The Hot-Swap Trick Actually Works
Every other “magnetic” keyboard on the market locks you into one switch family. The MX 8.2 Pro’s sockets read both Cherry’s traditional MX mechanical switches and the new MK TMR (tunneling magnetoresistance) magnetic switches without any adapter or daughterboard swap. The board detects what you’ve installed and reconfigures the firmware accordingly. It’s genuinely novel — and for keyboard enthusiasts who have been wanting to A/B mechanical feel against analog actuation without buying two $200 keyboards, this is the first real option.
TMR vs Hall Effect
Cherry went with tunneling magnetoresistance instead of the Hall effect sensors most magnetic keyboards use. The practical upshot is 0.01mm precision per key — finer than Wooting’s or Keychron’s published specs. In MagCrate, you can set actuation between 0.1mm and 4.0mm, configure Rapid Trigger, layer Dynamic Keystroke for double-action keys, and enable SnapKey. All the modern analog tricks are here, and the resolution gives you headroom for tiny adjustments that other boards round off.

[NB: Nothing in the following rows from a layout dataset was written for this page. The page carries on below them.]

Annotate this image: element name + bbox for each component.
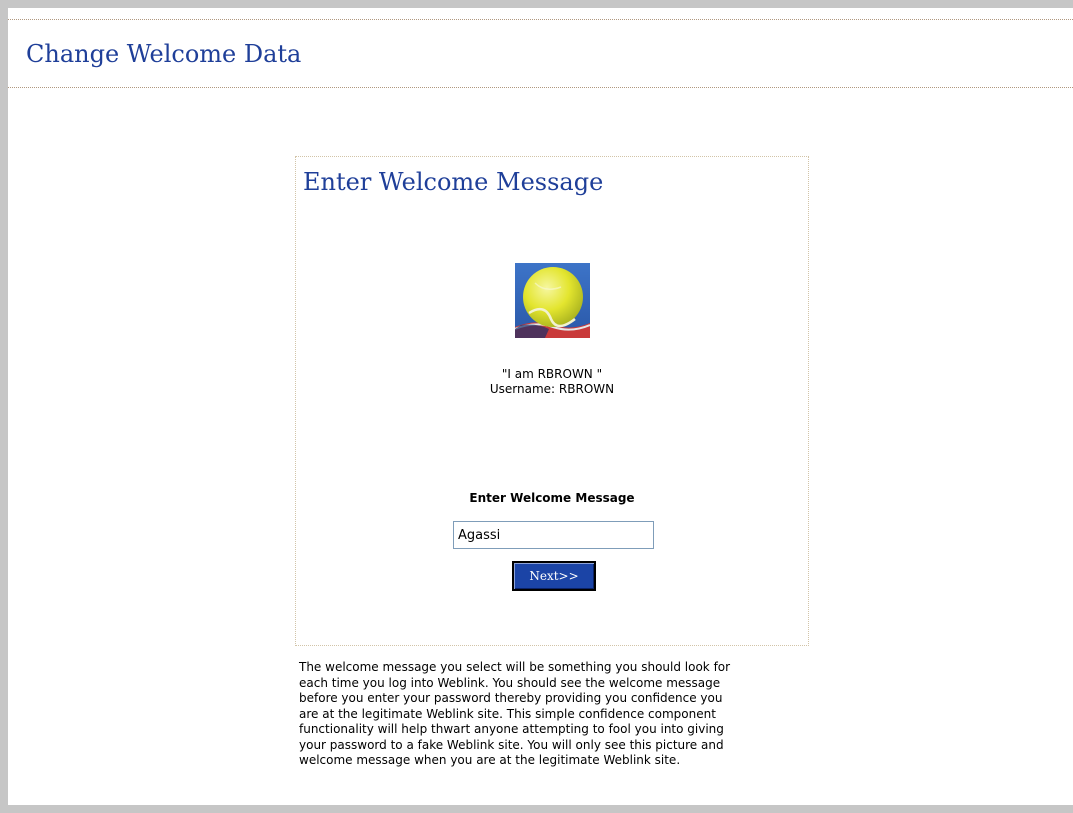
top-divider xyxy=(8,19,1073,20)
help-text-line: functionality will help thwart anyone at… xyxy=(299,722,724,736)
help-text-line: before you enter your password thereby p… xyxy=(299,691,723,705)
welcome-message-panel: Enter Welcome Message "I am RBROWN " Use… xyxy=(295,156,809,646)
page-content: Change Welcome Data Enter Welcome Messag… xyxy=(8,8,1073,805)
panel-title: Enter Welcome Message xyxy=(303,168,604,196)
username-label: Username: RBROWN xyxy=(489,382,615,396)
help-text-line: each time you log into Weblink. You shou… xyxy=(299,675,721,690)
help-text-line: are at the legitimate Weblink site. This… xyxy=(299,706,716,721)
title-divider xyxy=(8,87,1073,88)
help-text-line: your password to a fake Weblink site. Yo… xyxy=(299,737,724,752)
welcome-message-label: Enter Welcome Message xyxy=(469,491,635,505)
tennis-ball-image xyxy=(515,263,590,338)
help-text: The welcome message you select will be s… xyxy=(299,660,730,769)
welcome-message-input[interactable] xyxy=(453,521,654,549)
page-title: Change Welcome Data xyxy=(26,40,302,68)
identity-quote: "I am RBROWN " xyxy=(501,367,603,381)
help-text-line: The welcome message you select will be s… xyxy=(299,660,731,674)
help-text-line: welcome message when you are at the legi… xyxy=(299,753,681,767)
next-button[interactable]: Next>> xyxy=(512,561,596,591)
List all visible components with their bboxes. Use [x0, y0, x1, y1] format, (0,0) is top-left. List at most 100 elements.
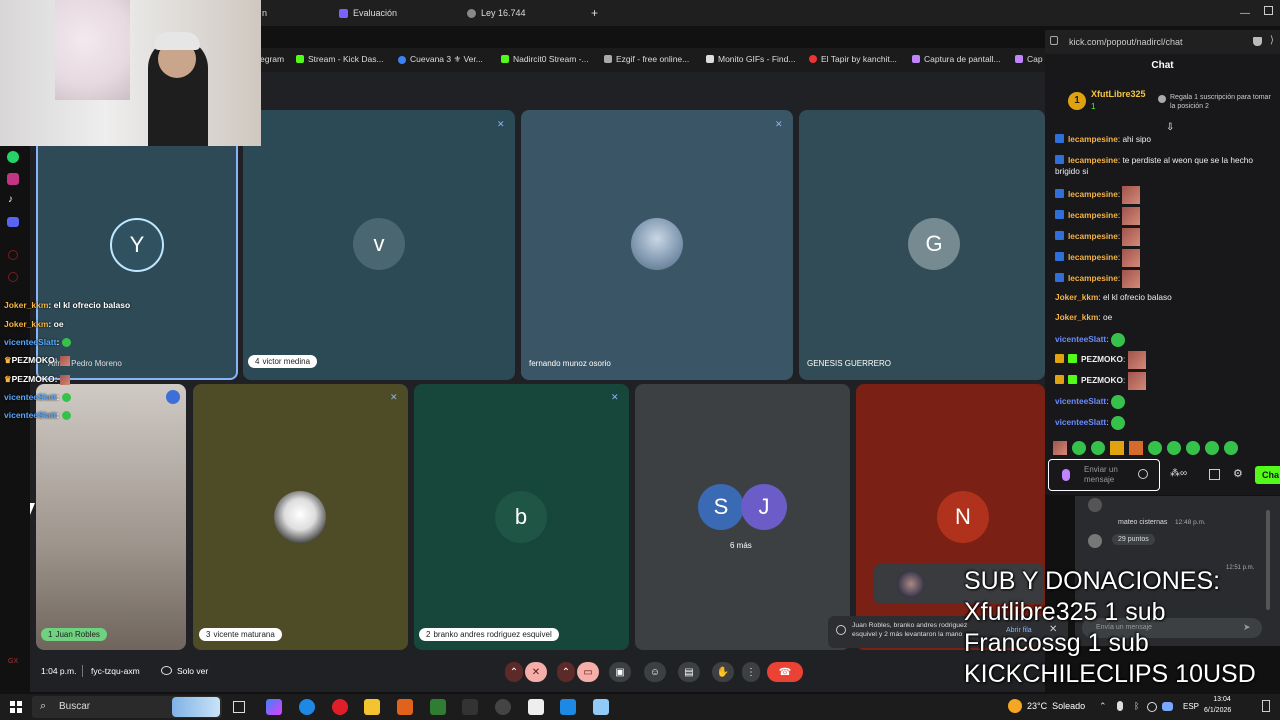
tile-icon	[17, 701, 22, 706]
vpn-icon	[1147, 702, 1157, 712]
raised-hands-text: Juan Robles, branko andres rodriguez esq…	[852, 622, 968, 638]
bluetooth-icon[interactable]: ᛒ	[1134, 701, 1139, 711]
emote-icon[interactable]	[1129, 441, 1143, 455]
emote-icon[interactable]	[1167, 441, 1181, 455]
meeting-code: fyc-tzqu-axm	[91, 666, 140, 676]
tab-evaluacion[interactable]: Evaluación	[339, 4, 397, 22]
app-icon[interactable]	[430, 699, 446, 715]
gear-icon[interactable]: ⚙	[1233, 467, 1243, 480]
verified-badge-icon	[1055, 210, 1064, 220]
bookmark-kick-dashboard[interactable]: Stream - Kick Das...	[296, 54, 384, 64]
clock-date[interactable]: 6/1/2026	[1204, 707, 1244, 714]
popup-url[interactable]: kick.com/popout/nadircl/chat	[1069, 37, 1183, 47]
avatar	[1088, 498, 1102, 512]
leave-call-button[interactable]: ☎	[767, 662, 803, 682]
bookmark-ezgif[interactable]: Ezgif - free online...	[604, 54, 689, 64]
participant-tile-juan[interactable]	[36, 384, 186, 650]
emote-icon[interactable]	[1072, 441, 1086, 455]
emote-icon[interactable]	[1186, 441, 1200, 455]
more-count: 6 más	[730, 541, 752, 550]
pin-icon[interactable]: ⇩	[1166, 122, 1174, 133]
mic-toggle-button[interactable]: ✕	[525, 662, 547, 682]
emote-icon[interactable]	[1148, 441, 1162, 455]
crown-badge-icon	[1055, 354, 1064, 364]
solo-ver-label[interactable]: Solo ver	[177, 666, 208, 676]
captions-button[interactable]: ▣	[609, 662, 631, 682]
opera-gx-icon[interactable]	[332, 699, 348, 715]
app-icon[interactable]	[560, 699, 576, 715]
webcam-poster	[55, 0, 130, 100]
top-gifter-count: 1	[1091, 102, 1096, 111]
chat-message: vicenteeSlatt:	[1055, 416, 1273, 430]
chat-input-placeholder: Enviar un mensaje	[1084, 465, 1118, 484]
whatsapp-icon[interactable]	[7, 151, 19, 163]
language-indicator[interactable]: ESP	[1183, 702, 1199, 711]
camera-toggle-button[interactable]: ▭	[577, 662, 599, 682]
app-icon[interactable]	[397, 699, 413, 715]
bookmark-nadircito[interactable]: Nadircit0 Stream -...	[501, 54, 589, 64]
emoji-icon[interactable]	[1138, 469, 1148, 479]
emote-strip[interactable]	[1053, 441, 1238, 455]
avatar	[897, 570, 925, 598]
gift-prompt[interactable]: Regala 1 suscripción para tomar la posic…	[1170, 93, 1275, 111]
tiktok-icon[interactable]: ♪	[8, 194, 13, 205]
minimize-icon[interactable]: —	[1240, 8, 1250, 19]
instagram-icon[interactable]	[7, 173, 19, 185]
weather-text[interactable]: 23°C Soleado	[1027, 701, 1085, 711]
emote-icon	[1122, 186, 1141, 204]
store-icon[interactable]	[1209, 469, 1220, 480]
emote-icon[interactable]	[1205, 441, 1219, 455]
emote-icon	[1122, 249, 1141, 267]
new-tab-button[interactable]: +	[591, 4, 598, 22]
overlay-chat-line: Joker_kkm: el kl ofrecio balaso	[4, 300, 131, 310]
emote-icon[interactable]	[1091, 441, 1105, 455]
participant-name: fernando munoz osorio	[529, 359, 611, 368]
mic-options-button[interactable]: ⌃	[505, 662, 523, 682]
gift-icon	[1158, 95, 1166, 103]
edge-icon[interactable]	[299, 699, 315, 715]
microphone-icon[interactable]	[1062, 469, 1070, 481]
maximize-icon[interactable]	[1264, 6, 1273, 15]
chat-message: Joker_kkm: el kl ofrecio balaso	[1055, 292, 1172, 302]
raise-hand-button[interactable]: ✋	[712, 662, 734, 682]
tray-chevron-icon[interactable]: ⌃	[1099, 701, 1107, 712]
participant-avatar: v	[353, 218, 405, 270]
chat-message: PEZMOKO:	[1055, 372, 1273, 390]
top-gifter-name[interactable]: XfutLibre325	[1091, 89, 1146, 99]
task-view-icon[interactable]	[233, 701, 245, 713]
app-icon[interactable]	[593, 699, 609, 715]
bookmark-monito[interactable]: Monito GIFs - Find...	[706, 54, 795, 64]
present-button[interactable]: ▤	[678, 662, 700, 682]
bookmark-captura[interactable]: Captura de pantall...	[912, 54, 1001, 64]
clock-time[interactable]: 13:04	[1212, 696, 1232, 703]
calendar-icon[interactable]	[528, 699, 544, 715]
notification-icon[interactable]	[1262, 700, 1270, 712]
obs-icon[interactable]	[495, 699, 511, 715]
emote-icon	[1127, 351, 1146, 369]
tab-partial[interactable]: n	[262, 4, 267, 22]
bookmark-telegram[interactable]: egram	[260, 54, 284, 64]
more-options-button[interactable]: ⋮	[742, 662, 760, 682]
copilot-icon[interactable]	[266, 699, 282, 715]
epic-games-icon[interactable]	[462, 699, 478, 715]
infinity-icon[interactable]: ⁂∞	[1170, 468, 1187, 479]
bookmark-cuevana[interactable]: Cuevana 3 ⚜ Ver...	[398, 54, 483, 65]
send-chat-button[interactable]: Cha	[1255, 466, 1280, 484]
discord-icon[interactable]	[7, 217, 19, 227]
bookmark-tapir[interactable]: El Tapir by kanchit...	[809, 54, 897, 64]
camera-options-button[interactable]: ⌃	[557, 662, 575, 682]
tab-ley[interactable]: Ley 16.744	[467, 4, 526, 22]
microphone-tray-icon	[1117, 701, 1123, 711]
bookmark-cap[interactable]: Cap	[1015, 54, 1043, 64]
emote-icon[interactable]	[1110, 441, 1124, 455]
sub-badge-icon	[1068, 375, 1077, 385]
emote-icon[interactable]	[1053, 441, 1067, 455]
emoji-button[interactable]: ☺	[644, 662, 666, 682]
participant-photo	[631, 218, 683, 270]
file-explorer-icon[interactable]	[364, 699, 380, 715]
windows-start-icon[interactable]	[10, 701, 22, 713]
participant-avatar: S	[698, 484, 744, 530]
hand-icon	[836, 625, 846, 635]
emote-icon[interactable]	[1224, 441, 1238, 455]
overlay-chat-line: vicenteeSlatt:	[4, 392, 71, 403]
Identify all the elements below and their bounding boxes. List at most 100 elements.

Wireless That Doesn’t Compromise
Most 8000Hz keyboards are wired-only. The MX 8.2 Pro hits 8kHz over its 2.4GHz dongle too, which is rare. The 8000mAh battery lasts roughly 300 hours with RGB off and around four days of heavy use with lighting cranked. Bluetooth is there for laptop work but caps at standard polling — fine for typing, not for competitive play.
Software Is the Weak Link
MagCrate does everything it needs to, but it feels like a 1.0 product. Layouts save reliably, per-key config works, but the UI is cluttered and onboarding is poor. If you’ve used Wootility, you’ll notice the gap. Cherry has time to fix it, and the keyboard itself doesn’t suffer for it once you’re configured.
Who Should Buy This
Buy the MX 8.2 Pro TMR if you genuinely want to experiment with both mechanical and magnetic switches on one board — that’s the unique value proposition, and nothing else delivers it. If you’re a magnetic purist who only cares about analog gaming performance, the Wooting 80HE is more polished and the Wootility software is in another league. If you want a Keychron-style magnetic board at a friendlier price, the Lemokey P1 HE gets you most of the way for less money. The Cherry is for the enthusiast who wants both worlds in one socket.